Andachten

Das Endziel: Liebe (1. Tim 1,5-6)

Das Endziel des Gebotes aber ist: Liebe aus reinem Herzen und gutem Gewissen und ungeheucheltem Glauben, wovon einige abgeirrt sind und sich zu leerem Geschwätz gewandt haben; (1. Tim 1,5-6&

Was ist nicht alles schon über die Liebe gesagt, geschrieben und verfilmt worden!
Häufig wird sie missverstanden, stets pervertiert und immer wieder muss sie als unendlicher Stoff für Dramen und allerlei Werke herhalten.
Liebe ist mitunter das, was uns ausmacht, sowohl im Tun als auch im Empfangen der selbigen.
Wilhelm Busch sagte dazu eins trefflich: Die Summe unseres Lebens sind die Stunden, wo wir lieben.

Doch wie sieht diese Liebe aus, nachdem Paulus den Timotheus so eindringlich dies geboten hat zu unterweisen? Diese Frage ist sehr wichtig, da Paulus im herben Kampf mit Irrlehrern und Verfälschern des wahren Evangeliums steht!

Drei Elemente zur Erfüllung dieser notwendigen Liebe zu Gott und den Christen nennt Paulus im Text:

1. Ein reines Herz

Dies erinnert unausweichlich an den Psalmist, der die bohrende Frage stellt: Wer darf wohnen in deinem Zelt? Er selbst gibt prompt die Antwort: Der unschuldige Hände und ein reines Herz hat. (Ps 24,3-4)
Dies bedeutet keineswegs, dass man fehlerfrei ist, doch echte Liebe ist ein Kennzeichen eines Herzens, welches stets um Reinheit und Läuterung bemüht ist.

2. Ein gutes Gewissen

Ein schlechtes Gewissen ist der beste Beweis für ein gutes Gedächtnis, sagt der schwedische Volksmund. Da ist etwas dran!
Paulus greift jedoch den höchsten Maßstab auf: Agathos bedeutet so viel wie perfekt, Freude machend oder wohl sein. Diese gottgeschaffene Fähigkeit bestätigt – oder klagt an! Die Liebe zu Gott und unseren Mitmenschen ohne ein gutes Gewissen zu haben ist schlichtweg unmöglich. Machen wir uns nichts vor: Jeder Vorbehalt hindert und hemmt unsere selbstbestrickten Bemühungen zu lieben. Nicht umsonst war dies auch ein Ziel des Apostels, ein von Schuld befreites Gewissen vor den Menschen und Gott zu haben (Apg 24,16). Ohne dieses wird die aufrichtige Liebe nicht fließen können!

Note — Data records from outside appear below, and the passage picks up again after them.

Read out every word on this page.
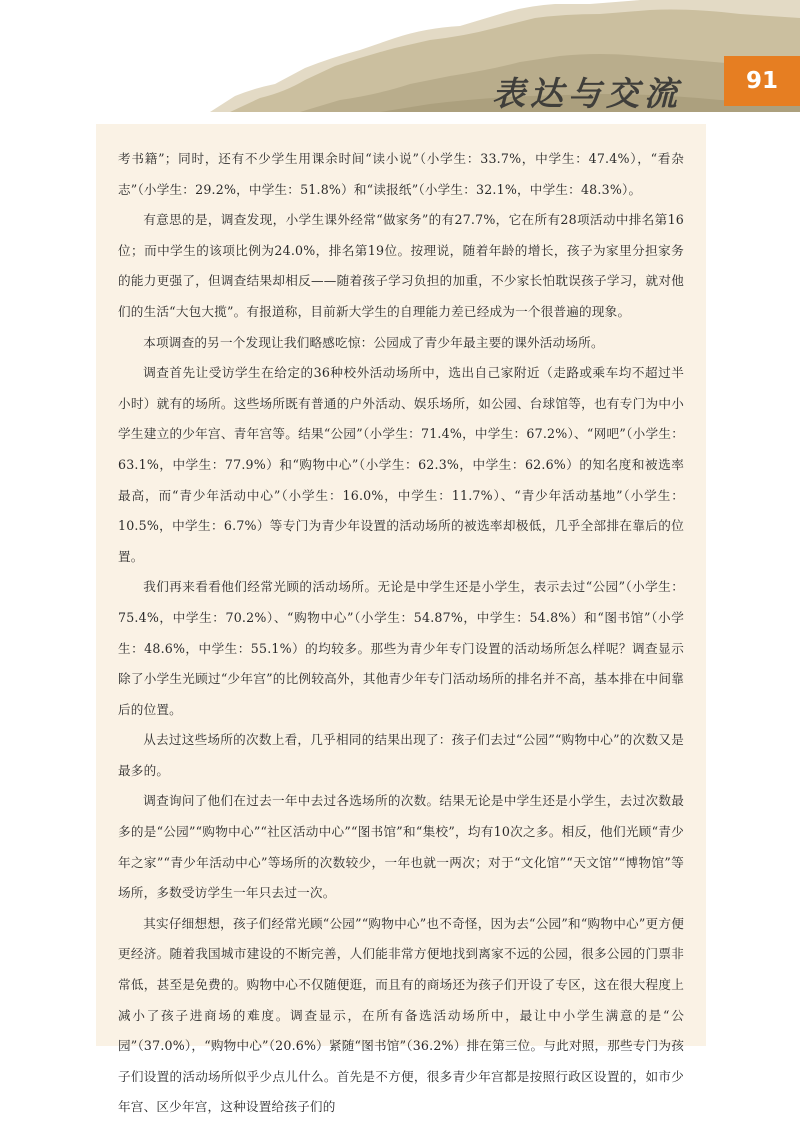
表达与交流	91

考书籍”；同时，还有不少学生用课余时间“读小说”（小学生：33.7%，中学生：47.4%），“看杂志”（小学生：29.2%，中学生：51.8%）和“读报纸”（小学生：32.1%，中学生：48.3%）。

有意思的是，调查发现，小学生课外经常“做家务”的有27.7%，它在所有28项活动中排名第16位；而中学生的该项比例为24.0%，排名第19位。按理说，随着年龄的增长，孩子为家里分担家务的能力更强了，但调查结果却相反——随着孩子学习负担的加重，不少家长怕耽误孩子学习，就对他们的生活“大包大揽”。有报道称，目前新大学生的自理能力差已经成为一个很普遍的现象。

本项调查的另一个发现让我们略感吃惊：公园成了青少年最主要的课外活动场所。

调查首先让受访学生在给定的36种校外活动场所中，选出自己家附近（走路或乘车均不超过半小时）就有的场所。这些场所既有普通的户外活动、娱乐场所，如公园、台球馆等，也有专门为中小学生建立的少年宫、青年宫等。结果“公园”（小学生：71.4%，中学生：67.2%）、“网吧”（小学生：63.1%，中学生：77.9%）和“购物中心”（小学生：62.3%，中学生：62.6%）的知名度和被选率最高，而“青少年活动中心”（小学生：16.0%，中学生：11.7%）、“青少年活动基地”（小学生：10.5%，中学生：6.7%）等专门为青少年设置的活动场所的被选率却极低，几乎全部排在靠后的位置。

我们再来看看他们经常光顾的活动场所。无论是中学生还是小学生，表示去过“公园”（小学生：75.4%，中学生：70.2%）、“购物中心”（小学生：54.87%，中学生：54.8%）和“图书馆”（小学生：48.6%，中学生：55.1%）的均较多。那些为青少年专门设置的活动场所怎么样呢？调查显示除了小学生光顾过“少年宫”的比例较高外，其他青少年专门活动场所的排名并不高，基本排在中间靠后的位置。

从去过这些场所的次数上看，几乎相同的结果出现了：孩子们去过“公园”“购物中心”的次数又是最多的。

调查询问了他们在过去一年中去过各选场所的次数。结果无论是中学生还是小学生，去过次数最多的是“公园”“购物中心”“社区活动中心”“图书馆”和“集校”，均有10次之多。相反，他们光顾“青少年之家”“青少年活动中心”等场所的次数较少，一年也就一两次；对于“文化馆”“天文馆”“博物馆”等场所，多数受访学生一年只去过一次。

其实仔细想想，孩子们经常光顾“公园”“购物中心”也不奇怪，因为去“公园”和“购物中心”更方便更经济。随着我国城市建设的不断完善，人们能非常方便地找到离家不远的公园，很多公园的门票非常低，甚至是免费的。购物中心不仅随便逛，而且有的商场还为孩子们开设了专区，这在很大程度上减小了孩子进商场的难度。调查显示，在所有备选活动场所中，最让中小学生满意的是“公园”（37.0%），“购物中心”（20.6%）紧随“图书馆”（36.2%）排在第三位。与此对照，那些专门为孩子们设置的活动场所似乎少点儿什么。首先是不方便，很多青少年宫都是按照行政区设置的，如市少年宫、区少年宫，这种设置给孩子们的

3. Ein ungeheuchelter Glaube

Schließlich wird aufrichtige Liebe an den Tag gelegt, wenn unser Glaube kein Krampf, kein Schauspiel und keine mechanische Übung ist. Ungeheuchelt bedeutet soviel wie „maskenlos“ oder „schattenfrei“. Dies trifft den Punkt ziemlich gut! Ist der Glaube echt, also von Gott gegeben, aus ihm gespeist und in Hingabe zu Ihm hin, so fließt auch die unverkennbare Liebe zu Ihm und zu den Mitmenschen, wie sich Jesus Christus selbst seinen Jüngern vorstellte und das Kennzeichen der Gotteskindschaft ihnen abverlangte: An der Liebe untereinander wird man euch erkennen (Joh 13,35)

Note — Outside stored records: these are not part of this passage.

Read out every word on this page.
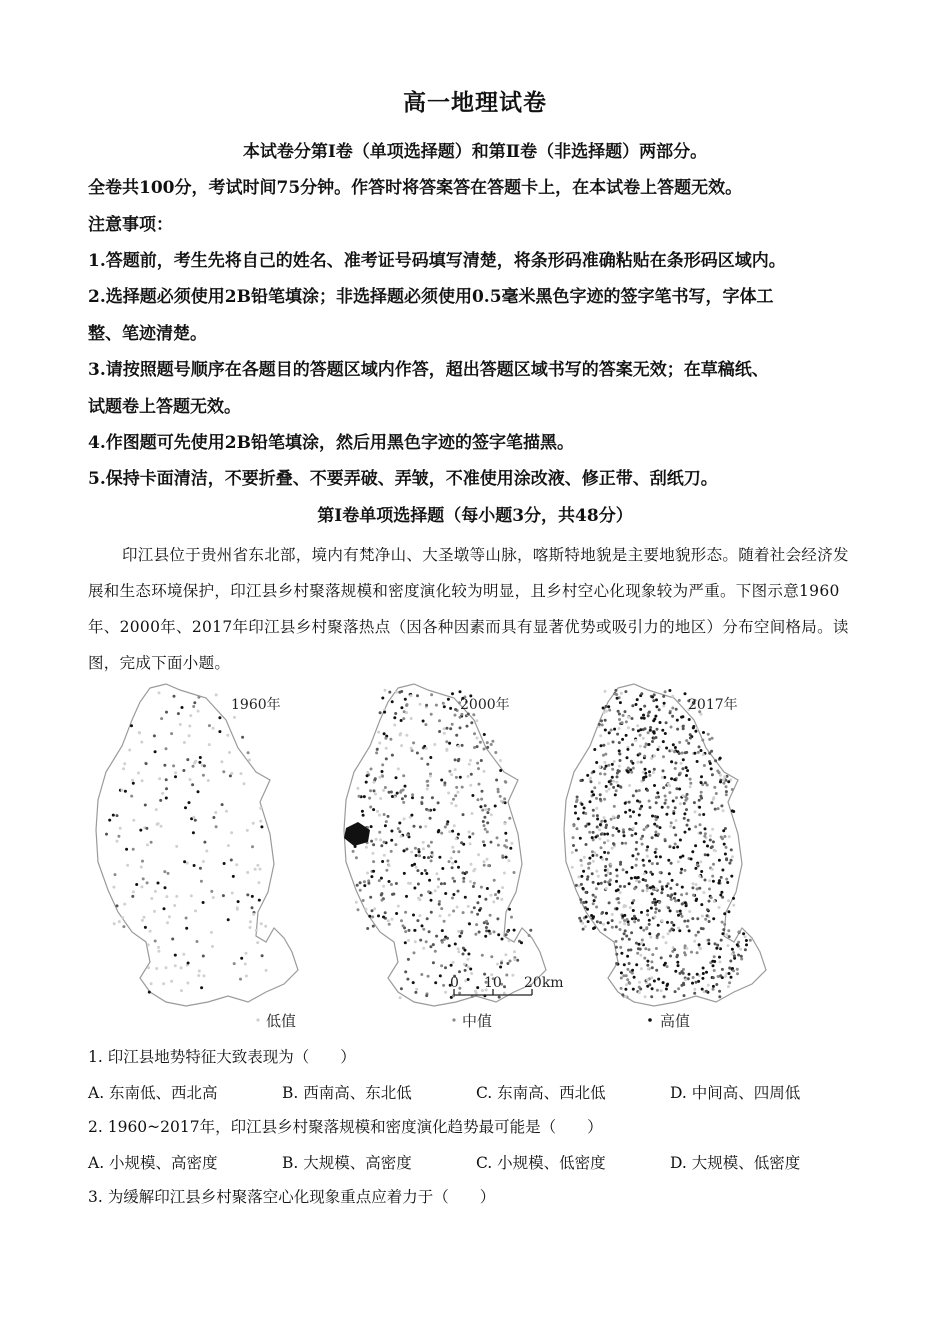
高一地理试卷
本试卷分第Ⅰ卷（单项选择题）和第Ⅱ卷（非选择题）两部分。
全卷共100分，考试时间75分钟。作答时将答案答在答题卡上，在本试卷上答题无效。
注意事项：
1.答题前，考生先将自己的姓名、准考证号码填写清楚，将条形码准确粘贴在条形码区域内。
2.选择题必须使用2B铅笔填涂；非选择题必须使用0.5毫米黑色字迹的签字笔书写，字体工
整、笔迹清楚。
3.请按照题号顺序在各题目的答题区域内作答，超出答题区域书写的答案无效；在草稿纸、
试题卷上答题无效。
4.作图题可先使用2B铅笔填涂，然后用黑色字迹的签字笔描黑。
5.保持卡面清洁，不要折叠、不要弄破、弄皱，不准使用涂改液、修正带、刮纸刀。
第Ⅰ卷单项选择题（每小题3分，共48分）
印江县位于贵州省东北部，境内有梵净山、大圣墩等山脉，喀斯特地貌是主要地貌形态。随着社会经济发展和生态环境保护，印江县乡村聚落规模和密度演化较为明显，且乡村空心化现象较为严重。下图示意1960年、2000年、2017年印江县乡村聚落热点（因各种因素而具有显著优势或吸引力的地区）分布空间格局。读图，完成下面小题。
1960年	2000年	2017年
0 10 20km
低值	中值	高值
1. 印江县地势特征大致表现为（　　）
A. 东南低、西北高	B. 西南高、东北低	C. 东南高、西北低	D. 中间高、四周低
2. 1960~2017年，印江县乡村聚落规模和密度演化趋势最可能是（　　）
A. 小规模、高密度	B. 大规模、高密度	C. 小规模、低密度	D. 大规模、低密度
3. 为缓解印江县乡村聚落空心化现象重点应着力于（　　）
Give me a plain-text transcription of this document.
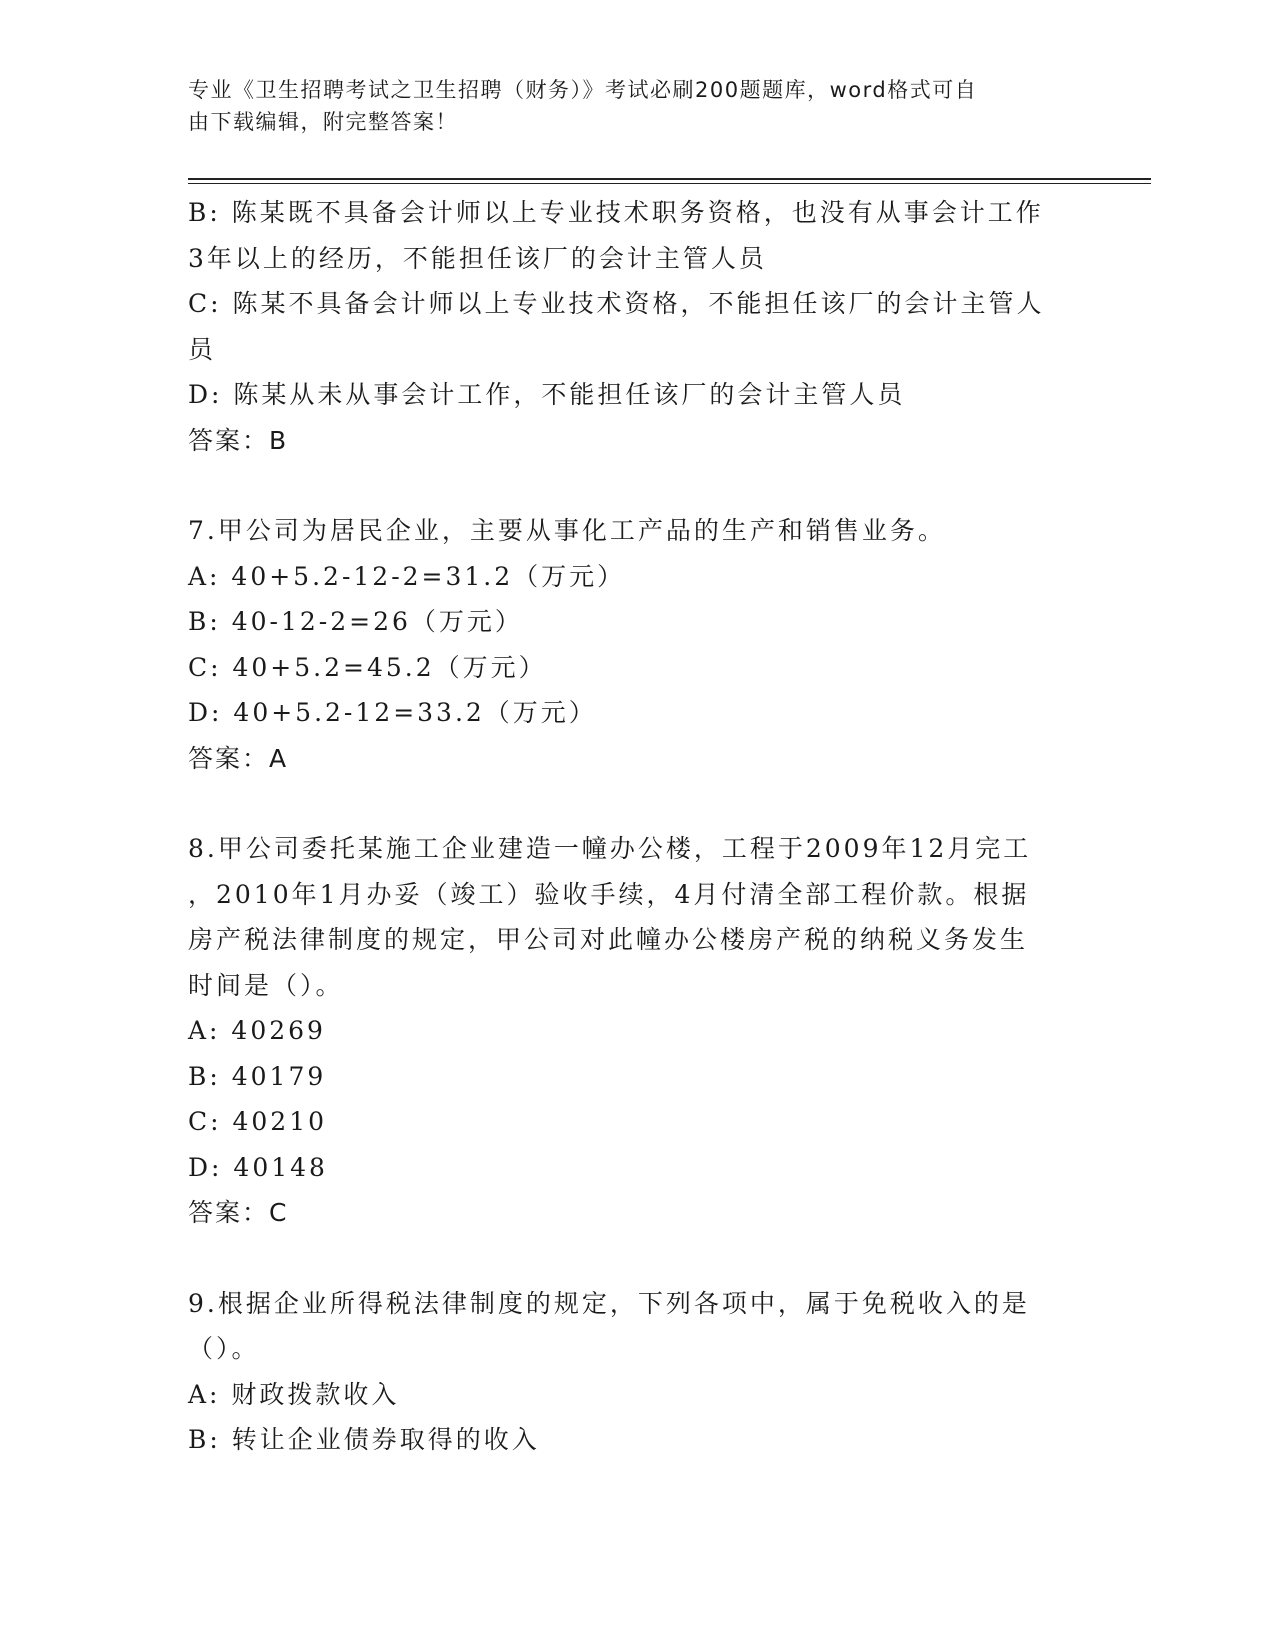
专业《卫生招聘考试之卫生招聘（财务）》考试必刷200题题库，word格式可自
由下载编辑，附完整答案！
B: 陈某既不具备会计师以上专业技术职务资格，也没有从事会计工作
3年以上的经历，不能担任该厂的会计主管人员
C: 陈某不具备会计师以上专业技术资格，不能担任该厂的会计主管人
员
D: 陈某从未从事会计工作，不能担任该厂的会计主管人员
答案：B
7.甲公司为居民企业，主要从事化工产品的生产和销售业务。
A: 40+5.2-12-2=31.2（万元）
B: 40-12-2=26（万元）
C: 40+5.2=45.2（万元）
D: 40+5.2-12=33.2（万元）
答案：A
8.甲公司委托某施工企业建造一幢办公楼，工程于2009年12月完工
，2010年1月办妥（竣工）验收手续，4月付清全部工程价款。根据
房产税法律制度的规定，甲公司对此幢办公楼房产税的纳税义务发生
时间是（）。
A: 40269
B: 40179
C: 40210
D: 40148
答案：C
9.根据企业所得税法律制度的规定，下列各项中，属于免税收入的是
（）。
A: 财政拨款收入
B: 转让企业债券取得的收入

Du fragst dich: Warum ist meine Liebe so ein Krampf? Warum empfinde ich nichts „beim lieben“ (so seltsam das auch klingt) oder wie wird strömt echte Liebe aus mir aus?
Dann erkenne, was Paulus seinem Kind im Glauben, Timotheus, mitgegeben.
Echte Liebe geht nur über ein reines herz, ein gutes Gewissen und aus einem aufrichtigen Glauben hervor!